5. RAPTI. The word could be taken to mean 'dead'; compare xvi 1 'Nasonis ... rapti', where the context shows this is the meaning, and EP I ix 1-2 (to Cotta Maximus) 'Quae mihi de rapto tua uenit epistula Celso, / protinus est lacrimis umida facta meis'. For the similarly ambiguous use of ademptus, see at vi 49 qui me doluistis ademptum ([p 243]).
6. QVOD QVERERERE. For the phrase, compare Am I iv 23-24 (Ovid is listing the signals his girl should use at the dinner-table) 'si quid erit de me tacita quod mente queraris, / pendeat extrema mollis ab aure manus', Tr V i 37 (of Fortune) 'quod querar, illa mihi pleno de fonte ministrat', Her XIX 79, and Her XX 34 & 94.
7-8. PVDICA / CONIVGE. Being pudica, she deserved to survive—Professor E. Fantham points out to me here Ovid's use of what could be called the quid profuit topic.
The reference to Gallio's wife seems rather cool in tone.

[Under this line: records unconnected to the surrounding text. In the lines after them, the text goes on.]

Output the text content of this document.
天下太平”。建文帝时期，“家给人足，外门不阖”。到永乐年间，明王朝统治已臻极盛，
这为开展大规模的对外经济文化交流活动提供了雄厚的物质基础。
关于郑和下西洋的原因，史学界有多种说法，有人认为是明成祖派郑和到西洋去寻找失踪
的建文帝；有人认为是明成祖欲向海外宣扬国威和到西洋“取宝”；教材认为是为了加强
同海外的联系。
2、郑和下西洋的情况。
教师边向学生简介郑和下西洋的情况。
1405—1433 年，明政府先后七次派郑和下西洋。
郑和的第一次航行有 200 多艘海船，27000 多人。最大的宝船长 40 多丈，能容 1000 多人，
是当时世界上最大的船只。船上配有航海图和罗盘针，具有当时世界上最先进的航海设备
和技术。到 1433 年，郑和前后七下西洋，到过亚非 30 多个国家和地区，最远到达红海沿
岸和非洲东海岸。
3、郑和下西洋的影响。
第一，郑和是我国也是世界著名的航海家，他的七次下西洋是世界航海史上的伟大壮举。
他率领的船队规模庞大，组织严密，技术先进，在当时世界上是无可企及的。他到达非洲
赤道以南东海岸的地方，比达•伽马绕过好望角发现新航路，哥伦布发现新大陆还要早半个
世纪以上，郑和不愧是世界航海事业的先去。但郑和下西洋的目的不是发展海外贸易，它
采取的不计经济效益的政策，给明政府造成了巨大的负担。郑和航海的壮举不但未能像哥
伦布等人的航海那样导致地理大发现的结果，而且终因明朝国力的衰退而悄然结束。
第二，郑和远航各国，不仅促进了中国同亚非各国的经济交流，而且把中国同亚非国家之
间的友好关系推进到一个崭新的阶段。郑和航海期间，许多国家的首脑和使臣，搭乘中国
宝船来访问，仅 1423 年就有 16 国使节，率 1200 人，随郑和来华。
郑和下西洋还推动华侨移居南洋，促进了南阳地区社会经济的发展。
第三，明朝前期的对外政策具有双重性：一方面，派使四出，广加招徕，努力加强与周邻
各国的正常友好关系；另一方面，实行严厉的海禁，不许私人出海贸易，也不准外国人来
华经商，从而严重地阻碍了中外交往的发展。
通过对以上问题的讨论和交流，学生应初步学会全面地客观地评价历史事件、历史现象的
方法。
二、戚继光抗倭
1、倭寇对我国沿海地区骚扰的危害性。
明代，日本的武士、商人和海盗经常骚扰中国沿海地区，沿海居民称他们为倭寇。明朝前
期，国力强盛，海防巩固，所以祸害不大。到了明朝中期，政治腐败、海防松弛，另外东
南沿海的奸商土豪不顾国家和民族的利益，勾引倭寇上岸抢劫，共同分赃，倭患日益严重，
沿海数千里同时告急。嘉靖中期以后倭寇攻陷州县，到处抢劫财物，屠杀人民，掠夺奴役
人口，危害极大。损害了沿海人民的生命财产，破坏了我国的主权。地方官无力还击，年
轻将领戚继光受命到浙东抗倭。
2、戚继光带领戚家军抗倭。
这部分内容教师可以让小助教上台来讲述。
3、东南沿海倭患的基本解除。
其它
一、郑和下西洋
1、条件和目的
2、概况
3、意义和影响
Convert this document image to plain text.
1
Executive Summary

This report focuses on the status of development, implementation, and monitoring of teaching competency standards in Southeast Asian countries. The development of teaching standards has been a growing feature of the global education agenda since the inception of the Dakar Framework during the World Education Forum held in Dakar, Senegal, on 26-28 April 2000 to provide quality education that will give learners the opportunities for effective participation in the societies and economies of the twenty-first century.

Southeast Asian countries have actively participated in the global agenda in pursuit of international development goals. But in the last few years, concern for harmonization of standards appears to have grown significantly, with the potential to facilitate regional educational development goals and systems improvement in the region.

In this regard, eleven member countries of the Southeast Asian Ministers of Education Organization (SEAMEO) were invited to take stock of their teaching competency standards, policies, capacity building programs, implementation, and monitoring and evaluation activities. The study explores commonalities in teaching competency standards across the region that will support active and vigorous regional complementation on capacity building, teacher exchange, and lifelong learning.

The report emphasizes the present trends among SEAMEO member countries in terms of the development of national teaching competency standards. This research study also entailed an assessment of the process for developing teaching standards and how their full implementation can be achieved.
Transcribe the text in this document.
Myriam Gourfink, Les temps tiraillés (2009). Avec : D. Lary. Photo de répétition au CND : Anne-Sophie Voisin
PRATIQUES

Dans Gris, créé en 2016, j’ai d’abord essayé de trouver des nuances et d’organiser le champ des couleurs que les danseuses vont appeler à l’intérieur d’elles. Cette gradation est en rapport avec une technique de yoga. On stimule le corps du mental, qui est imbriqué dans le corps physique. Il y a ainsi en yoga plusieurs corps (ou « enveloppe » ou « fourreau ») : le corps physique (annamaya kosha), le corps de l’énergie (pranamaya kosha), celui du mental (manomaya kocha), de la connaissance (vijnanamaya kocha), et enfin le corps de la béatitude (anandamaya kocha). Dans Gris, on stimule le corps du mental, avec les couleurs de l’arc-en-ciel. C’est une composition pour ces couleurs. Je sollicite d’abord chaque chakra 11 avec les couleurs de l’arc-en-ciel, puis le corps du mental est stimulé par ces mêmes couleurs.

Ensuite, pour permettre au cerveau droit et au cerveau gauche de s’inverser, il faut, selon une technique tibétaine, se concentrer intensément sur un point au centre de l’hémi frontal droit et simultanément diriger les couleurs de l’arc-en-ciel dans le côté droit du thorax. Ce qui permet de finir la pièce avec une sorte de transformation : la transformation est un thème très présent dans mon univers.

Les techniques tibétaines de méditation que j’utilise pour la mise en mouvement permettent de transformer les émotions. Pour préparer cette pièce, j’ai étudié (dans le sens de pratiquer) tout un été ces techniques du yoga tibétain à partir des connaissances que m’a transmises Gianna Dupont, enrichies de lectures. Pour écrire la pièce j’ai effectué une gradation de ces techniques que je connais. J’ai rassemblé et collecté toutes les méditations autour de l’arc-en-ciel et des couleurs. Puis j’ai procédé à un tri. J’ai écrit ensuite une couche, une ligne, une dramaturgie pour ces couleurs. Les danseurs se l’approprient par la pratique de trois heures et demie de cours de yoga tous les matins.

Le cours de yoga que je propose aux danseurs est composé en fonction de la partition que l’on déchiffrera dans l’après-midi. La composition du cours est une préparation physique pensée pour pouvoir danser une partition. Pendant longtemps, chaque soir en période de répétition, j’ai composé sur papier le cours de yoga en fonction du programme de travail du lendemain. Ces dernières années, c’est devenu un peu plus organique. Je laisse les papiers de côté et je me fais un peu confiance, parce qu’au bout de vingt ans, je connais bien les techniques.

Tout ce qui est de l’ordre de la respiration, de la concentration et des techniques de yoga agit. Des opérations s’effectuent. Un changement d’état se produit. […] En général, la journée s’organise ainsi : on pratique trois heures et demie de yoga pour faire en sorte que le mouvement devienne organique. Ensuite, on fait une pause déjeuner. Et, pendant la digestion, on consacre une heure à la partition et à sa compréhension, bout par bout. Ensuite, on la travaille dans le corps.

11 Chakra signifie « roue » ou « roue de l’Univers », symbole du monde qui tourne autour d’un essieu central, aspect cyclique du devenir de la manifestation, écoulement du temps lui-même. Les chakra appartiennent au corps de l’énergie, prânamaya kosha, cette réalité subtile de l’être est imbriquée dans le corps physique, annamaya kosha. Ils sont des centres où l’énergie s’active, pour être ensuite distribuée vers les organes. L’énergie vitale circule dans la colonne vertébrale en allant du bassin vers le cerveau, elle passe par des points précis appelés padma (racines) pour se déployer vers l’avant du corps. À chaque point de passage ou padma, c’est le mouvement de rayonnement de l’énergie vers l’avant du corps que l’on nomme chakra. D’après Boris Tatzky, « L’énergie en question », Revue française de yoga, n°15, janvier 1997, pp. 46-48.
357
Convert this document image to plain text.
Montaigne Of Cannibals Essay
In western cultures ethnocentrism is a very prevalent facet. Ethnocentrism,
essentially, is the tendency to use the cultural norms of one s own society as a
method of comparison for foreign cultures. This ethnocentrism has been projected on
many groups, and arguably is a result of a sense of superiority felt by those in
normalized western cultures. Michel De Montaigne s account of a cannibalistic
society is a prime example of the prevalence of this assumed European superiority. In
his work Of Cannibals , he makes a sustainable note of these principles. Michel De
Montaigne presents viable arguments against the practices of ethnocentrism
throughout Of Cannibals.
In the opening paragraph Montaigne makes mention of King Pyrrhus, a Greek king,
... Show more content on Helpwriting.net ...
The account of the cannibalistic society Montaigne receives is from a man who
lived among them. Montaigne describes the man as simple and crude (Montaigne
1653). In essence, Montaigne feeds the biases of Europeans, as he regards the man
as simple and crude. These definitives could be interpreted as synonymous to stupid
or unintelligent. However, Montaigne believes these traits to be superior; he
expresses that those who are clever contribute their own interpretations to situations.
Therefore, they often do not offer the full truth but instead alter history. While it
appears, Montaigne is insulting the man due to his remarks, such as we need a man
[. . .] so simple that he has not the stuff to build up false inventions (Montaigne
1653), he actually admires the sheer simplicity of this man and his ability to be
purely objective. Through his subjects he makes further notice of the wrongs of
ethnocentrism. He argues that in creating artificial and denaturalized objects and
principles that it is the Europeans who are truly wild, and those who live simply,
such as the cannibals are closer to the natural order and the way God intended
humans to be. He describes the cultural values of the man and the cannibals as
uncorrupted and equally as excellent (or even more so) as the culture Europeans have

For some very warm descriptions of recently deceased wives, see Lattimore 275-80.
8. NON HABVERE NEFAS. This sense of habere, very common in prose, does not seem to occur elsewhere in Ovid; but Professor R. J. Tarrant cites Aen V 49-50 'dies ... adest quem semper acerbum, / semper honoratum ... habebo'.